Błaszczak: Dla nas ważne jest, żebyśmy za wschodnią granicą mieli niepodległą Ukrainę, a nie Rosję
- Do pojednania między Polakami a Ukraińcami może dojść tylko na podstawie prawdy. Teraz należy jednak pamiętać o tym, że Rosja napadła na Ukrainę, że dokonała aneksji Krymu. Temu trzeba się przeciwstawić, bo dla nas ze względów bezpieczeństwa ważne jest to, żebyśmy za wschodnią granicą mieli niepodległą Ukrainę, a nie Rosję - ocenił w "Prosto w oczy" przewodniczący Klubu Parlamentarnego PiS Mariusz Błaszczak.
Mariusz Błaszczak odniósł się do zaangażowania Prawa i Sprawiedliwości w sprawę ukraińską. Zapytany, czy nie odbywa się ona kosztem zaniechania pamięci o zbrodni wołyńskiej, odparł:
"Nikt nie ma watpliwości, że na Wołyniu mieliśmy do czynienia z ludobójstwem.
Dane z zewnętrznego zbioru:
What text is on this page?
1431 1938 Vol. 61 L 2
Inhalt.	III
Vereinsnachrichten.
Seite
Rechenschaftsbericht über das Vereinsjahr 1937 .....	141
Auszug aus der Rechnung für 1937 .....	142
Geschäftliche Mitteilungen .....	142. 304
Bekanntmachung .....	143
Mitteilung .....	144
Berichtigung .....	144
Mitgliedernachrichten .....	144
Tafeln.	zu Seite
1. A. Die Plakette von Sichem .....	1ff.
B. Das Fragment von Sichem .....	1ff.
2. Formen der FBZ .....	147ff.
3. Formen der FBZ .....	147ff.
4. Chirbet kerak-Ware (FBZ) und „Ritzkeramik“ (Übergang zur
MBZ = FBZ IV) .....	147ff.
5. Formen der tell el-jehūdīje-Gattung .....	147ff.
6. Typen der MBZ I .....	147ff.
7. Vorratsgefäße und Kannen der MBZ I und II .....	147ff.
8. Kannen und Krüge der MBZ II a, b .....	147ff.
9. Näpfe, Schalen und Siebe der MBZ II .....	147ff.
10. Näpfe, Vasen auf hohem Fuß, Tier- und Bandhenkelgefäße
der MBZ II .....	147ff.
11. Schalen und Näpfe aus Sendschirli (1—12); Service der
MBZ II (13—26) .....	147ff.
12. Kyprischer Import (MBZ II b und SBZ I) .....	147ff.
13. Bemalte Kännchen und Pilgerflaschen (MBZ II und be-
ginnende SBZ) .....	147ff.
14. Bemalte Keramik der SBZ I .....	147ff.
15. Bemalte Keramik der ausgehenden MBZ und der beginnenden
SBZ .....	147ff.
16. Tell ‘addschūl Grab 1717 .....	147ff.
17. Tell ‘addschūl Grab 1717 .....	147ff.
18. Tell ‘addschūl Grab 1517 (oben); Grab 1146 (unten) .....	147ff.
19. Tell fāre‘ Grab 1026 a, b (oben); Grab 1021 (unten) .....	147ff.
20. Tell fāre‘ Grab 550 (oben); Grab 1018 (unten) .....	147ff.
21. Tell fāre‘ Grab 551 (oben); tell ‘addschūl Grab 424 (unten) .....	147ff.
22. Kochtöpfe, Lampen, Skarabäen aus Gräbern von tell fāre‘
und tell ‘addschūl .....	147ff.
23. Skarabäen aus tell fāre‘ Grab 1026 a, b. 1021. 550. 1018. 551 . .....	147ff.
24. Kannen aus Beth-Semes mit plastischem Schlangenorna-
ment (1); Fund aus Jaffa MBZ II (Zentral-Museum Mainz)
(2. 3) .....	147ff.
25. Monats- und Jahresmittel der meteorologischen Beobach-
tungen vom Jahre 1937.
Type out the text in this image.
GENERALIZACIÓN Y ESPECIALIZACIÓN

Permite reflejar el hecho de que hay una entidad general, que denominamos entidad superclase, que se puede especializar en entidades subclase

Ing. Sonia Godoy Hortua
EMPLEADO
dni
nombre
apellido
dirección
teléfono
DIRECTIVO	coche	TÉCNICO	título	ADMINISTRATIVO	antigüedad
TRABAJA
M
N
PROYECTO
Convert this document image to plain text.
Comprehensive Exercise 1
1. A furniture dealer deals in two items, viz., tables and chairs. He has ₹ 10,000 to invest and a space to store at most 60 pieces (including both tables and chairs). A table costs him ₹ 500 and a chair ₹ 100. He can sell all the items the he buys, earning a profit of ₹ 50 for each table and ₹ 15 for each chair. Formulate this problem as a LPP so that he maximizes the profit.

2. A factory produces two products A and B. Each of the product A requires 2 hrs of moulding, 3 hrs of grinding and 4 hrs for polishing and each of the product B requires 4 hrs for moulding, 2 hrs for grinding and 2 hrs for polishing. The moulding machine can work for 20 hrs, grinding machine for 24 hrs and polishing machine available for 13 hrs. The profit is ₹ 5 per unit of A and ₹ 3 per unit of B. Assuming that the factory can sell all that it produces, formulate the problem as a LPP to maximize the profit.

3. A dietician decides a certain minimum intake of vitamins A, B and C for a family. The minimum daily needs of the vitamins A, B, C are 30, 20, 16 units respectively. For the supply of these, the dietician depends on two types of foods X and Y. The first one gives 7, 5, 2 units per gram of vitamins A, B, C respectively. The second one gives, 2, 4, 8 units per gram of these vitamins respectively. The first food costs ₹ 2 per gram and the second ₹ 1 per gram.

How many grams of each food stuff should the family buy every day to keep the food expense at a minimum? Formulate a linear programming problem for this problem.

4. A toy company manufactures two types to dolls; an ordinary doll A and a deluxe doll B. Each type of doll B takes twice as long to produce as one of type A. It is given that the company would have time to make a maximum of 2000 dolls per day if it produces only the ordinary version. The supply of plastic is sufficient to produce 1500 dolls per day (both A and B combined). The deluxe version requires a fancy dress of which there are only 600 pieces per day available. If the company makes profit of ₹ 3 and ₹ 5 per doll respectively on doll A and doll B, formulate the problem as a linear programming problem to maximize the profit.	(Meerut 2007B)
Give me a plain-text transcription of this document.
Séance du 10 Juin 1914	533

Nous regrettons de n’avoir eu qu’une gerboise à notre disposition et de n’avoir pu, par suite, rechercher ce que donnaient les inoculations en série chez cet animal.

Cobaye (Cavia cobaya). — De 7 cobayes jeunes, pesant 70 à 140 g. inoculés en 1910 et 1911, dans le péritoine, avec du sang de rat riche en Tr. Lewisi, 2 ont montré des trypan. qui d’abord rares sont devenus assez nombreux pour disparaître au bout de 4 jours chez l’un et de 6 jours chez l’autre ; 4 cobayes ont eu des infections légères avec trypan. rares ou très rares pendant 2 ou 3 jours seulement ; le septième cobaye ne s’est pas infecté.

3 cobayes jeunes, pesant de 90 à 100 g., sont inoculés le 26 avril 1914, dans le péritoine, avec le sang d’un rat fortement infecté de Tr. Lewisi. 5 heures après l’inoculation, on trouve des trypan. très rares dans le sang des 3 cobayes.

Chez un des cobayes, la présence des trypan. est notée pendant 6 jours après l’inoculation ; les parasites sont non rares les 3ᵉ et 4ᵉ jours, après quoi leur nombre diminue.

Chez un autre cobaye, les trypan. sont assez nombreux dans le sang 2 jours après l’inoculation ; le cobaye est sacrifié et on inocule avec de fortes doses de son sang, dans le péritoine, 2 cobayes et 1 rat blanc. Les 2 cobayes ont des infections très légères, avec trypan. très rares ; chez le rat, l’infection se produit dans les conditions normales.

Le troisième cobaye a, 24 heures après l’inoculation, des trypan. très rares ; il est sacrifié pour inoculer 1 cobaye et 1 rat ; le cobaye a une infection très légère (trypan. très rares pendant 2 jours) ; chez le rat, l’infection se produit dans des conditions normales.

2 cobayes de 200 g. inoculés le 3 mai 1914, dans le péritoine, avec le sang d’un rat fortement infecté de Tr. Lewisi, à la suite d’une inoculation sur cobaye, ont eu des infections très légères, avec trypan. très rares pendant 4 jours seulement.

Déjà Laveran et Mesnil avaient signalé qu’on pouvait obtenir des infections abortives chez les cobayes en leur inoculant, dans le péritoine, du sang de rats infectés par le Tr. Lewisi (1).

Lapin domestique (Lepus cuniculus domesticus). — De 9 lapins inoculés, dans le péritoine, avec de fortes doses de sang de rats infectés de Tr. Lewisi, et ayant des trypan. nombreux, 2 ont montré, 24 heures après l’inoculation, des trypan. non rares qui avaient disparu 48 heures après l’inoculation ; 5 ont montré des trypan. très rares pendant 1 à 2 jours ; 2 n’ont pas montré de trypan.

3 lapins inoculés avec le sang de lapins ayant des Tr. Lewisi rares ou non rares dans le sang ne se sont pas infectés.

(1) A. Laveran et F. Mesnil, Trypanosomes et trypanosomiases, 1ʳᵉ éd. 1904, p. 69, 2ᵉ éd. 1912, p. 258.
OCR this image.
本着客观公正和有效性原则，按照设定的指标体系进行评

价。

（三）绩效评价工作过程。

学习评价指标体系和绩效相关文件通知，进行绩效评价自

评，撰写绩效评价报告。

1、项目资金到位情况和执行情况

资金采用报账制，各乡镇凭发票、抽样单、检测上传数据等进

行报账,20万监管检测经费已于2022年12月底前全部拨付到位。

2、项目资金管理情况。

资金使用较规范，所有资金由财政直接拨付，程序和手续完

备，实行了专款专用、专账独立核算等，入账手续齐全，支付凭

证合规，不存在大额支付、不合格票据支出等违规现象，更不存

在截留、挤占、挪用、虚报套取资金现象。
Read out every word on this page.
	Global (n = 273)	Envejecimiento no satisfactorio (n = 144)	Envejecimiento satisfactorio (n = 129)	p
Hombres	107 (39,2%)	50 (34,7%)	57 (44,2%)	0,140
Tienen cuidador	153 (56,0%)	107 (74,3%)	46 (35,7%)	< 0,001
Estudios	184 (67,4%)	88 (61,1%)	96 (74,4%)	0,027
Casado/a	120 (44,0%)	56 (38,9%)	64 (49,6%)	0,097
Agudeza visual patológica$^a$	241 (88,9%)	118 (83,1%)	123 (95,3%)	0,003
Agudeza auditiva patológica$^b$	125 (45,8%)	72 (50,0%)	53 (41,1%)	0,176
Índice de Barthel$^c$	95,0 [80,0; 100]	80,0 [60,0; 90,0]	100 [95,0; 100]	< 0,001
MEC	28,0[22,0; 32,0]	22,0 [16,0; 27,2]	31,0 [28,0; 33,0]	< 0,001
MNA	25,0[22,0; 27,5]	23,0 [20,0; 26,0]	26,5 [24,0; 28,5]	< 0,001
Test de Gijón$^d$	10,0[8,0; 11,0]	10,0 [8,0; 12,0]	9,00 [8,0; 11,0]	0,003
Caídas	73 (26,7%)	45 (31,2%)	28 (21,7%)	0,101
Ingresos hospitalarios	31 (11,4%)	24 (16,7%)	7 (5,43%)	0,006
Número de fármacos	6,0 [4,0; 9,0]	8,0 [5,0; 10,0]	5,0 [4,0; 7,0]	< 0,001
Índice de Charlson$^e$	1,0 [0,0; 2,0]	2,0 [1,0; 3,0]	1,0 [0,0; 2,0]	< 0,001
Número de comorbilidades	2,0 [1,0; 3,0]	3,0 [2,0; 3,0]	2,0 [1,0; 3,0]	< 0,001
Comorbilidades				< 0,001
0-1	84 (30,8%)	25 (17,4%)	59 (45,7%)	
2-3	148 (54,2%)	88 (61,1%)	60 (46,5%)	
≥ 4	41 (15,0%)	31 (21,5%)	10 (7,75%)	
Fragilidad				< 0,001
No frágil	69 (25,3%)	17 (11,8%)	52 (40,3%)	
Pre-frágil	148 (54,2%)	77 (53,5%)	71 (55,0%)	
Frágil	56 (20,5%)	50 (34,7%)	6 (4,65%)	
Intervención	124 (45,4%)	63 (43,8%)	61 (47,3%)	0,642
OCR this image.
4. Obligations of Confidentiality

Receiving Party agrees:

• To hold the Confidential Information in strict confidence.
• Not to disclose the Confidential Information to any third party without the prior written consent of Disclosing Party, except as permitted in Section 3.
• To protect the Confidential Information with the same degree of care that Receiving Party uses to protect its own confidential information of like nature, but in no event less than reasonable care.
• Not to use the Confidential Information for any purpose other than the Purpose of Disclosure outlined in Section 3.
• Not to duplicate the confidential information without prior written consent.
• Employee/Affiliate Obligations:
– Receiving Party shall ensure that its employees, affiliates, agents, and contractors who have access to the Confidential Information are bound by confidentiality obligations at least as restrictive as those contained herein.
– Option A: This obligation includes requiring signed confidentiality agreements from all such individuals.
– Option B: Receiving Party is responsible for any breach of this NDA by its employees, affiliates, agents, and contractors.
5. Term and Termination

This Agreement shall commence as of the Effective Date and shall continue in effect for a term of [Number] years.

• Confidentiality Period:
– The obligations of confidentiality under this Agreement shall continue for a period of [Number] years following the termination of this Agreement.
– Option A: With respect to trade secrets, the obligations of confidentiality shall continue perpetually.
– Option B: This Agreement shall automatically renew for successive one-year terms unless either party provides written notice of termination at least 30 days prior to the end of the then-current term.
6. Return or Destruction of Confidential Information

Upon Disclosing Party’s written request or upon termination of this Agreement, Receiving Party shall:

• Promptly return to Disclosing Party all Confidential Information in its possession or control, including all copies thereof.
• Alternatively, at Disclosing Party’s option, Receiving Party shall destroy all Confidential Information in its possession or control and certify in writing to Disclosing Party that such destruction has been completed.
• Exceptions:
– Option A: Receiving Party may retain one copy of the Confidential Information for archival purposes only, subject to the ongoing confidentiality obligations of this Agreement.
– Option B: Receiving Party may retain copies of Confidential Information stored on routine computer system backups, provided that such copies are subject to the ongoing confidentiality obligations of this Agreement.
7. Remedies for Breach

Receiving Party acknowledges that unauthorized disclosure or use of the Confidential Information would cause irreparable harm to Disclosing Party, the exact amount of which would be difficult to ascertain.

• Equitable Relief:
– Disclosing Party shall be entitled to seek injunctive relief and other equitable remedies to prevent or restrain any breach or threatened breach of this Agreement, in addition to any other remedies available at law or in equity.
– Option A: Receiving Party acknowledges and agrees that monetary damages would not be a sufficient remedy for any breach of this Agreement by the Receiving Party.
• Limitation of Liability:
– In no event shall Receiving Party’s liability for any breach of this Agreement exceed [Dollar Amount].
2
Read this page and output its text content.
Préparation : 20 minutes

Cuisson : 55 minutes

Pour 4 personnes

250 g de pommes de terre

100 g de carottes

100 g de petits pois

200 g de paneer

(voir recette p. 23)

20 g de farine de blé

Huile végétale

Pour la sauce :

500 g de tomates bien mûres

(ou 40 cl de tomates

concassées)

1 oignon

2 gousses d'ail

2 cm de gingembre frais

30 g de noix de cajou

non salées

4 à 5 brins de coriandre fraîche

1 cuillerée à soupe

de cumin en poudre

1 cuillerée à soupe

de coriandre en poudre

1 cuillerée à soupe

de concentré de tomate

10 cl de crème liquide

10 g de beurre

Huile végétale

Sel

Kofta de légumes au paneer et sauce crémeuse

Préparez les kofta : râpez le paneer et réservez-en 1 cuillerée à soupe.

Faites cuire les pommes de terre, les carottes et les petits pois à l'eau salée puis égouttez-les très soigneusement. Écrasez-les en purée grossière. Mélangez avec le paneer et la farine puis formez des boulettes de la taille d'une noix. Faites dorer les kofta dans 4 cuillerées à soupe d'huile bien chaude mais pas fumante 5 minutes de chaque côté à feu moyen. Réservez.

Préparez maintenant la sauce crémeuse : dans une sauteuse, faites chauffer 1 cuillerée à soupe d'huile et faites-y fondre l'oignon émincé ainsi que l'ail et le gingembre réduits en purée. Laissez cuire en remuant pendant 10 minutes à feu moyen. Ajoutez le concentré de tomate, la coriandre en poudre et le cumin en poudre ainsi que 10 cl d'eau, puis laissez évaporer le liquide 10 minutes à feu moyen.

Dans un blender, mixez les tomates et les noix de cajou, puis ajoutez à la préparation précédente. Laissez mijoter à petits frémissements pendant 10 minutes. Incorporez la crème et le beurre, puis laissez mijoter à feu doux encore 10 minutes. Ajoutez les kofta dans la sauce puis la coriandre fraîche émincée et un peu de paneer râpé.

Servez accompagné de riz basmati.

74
Polacy ginęli z rąk Ukraińców za to, że byli Polakami". - Do pojednania między naszymi narodami może dojść tylko na podstawie prawdy - dodał.
Jak przekonywał, należy jednak pamiętać o tym, że Rosja napadła na Ukrainę, że dokonała aneksji Krymu. - Temu trzeba się przeciwstawić, bo dla nas ze względów bezpieczeństwa ważne jest to, żebyśmy za wschodnią granicą mieli niepodległą Ukrainę, a nie Rosję - podkreślił.
Polityk PiS skomentował także sytuacją związaną z protestem opiekunów osób niepełnosprawnych. - Miarą tego, czy państwo jest stabilne, jest sytuacja w której najpierw daje zasiłki pielęgnacyjne, a potem je odbiera. To jest państwo Donalda Tuska - ocenił. - To państwo koalicji PO-PSL obiecało rodzicom i opiekunom niepełnosprawnych, że pomoże im godnie żyć, a kiedy Tusk do nich poszedł usłyszał, że jest kłamcą - przypomniał polityk.
Błaszczak podkreślił, że w tej sprawie podobną wiarygodnością cieszy się minister pracy i polityki społecznej Władysław Kosiniak-Kamysz. - O jego wiarygodności świadczy fakt, że kandyduje do Parlamentu Europejskiego. Chce uciec z tego okrętu - przekonywał.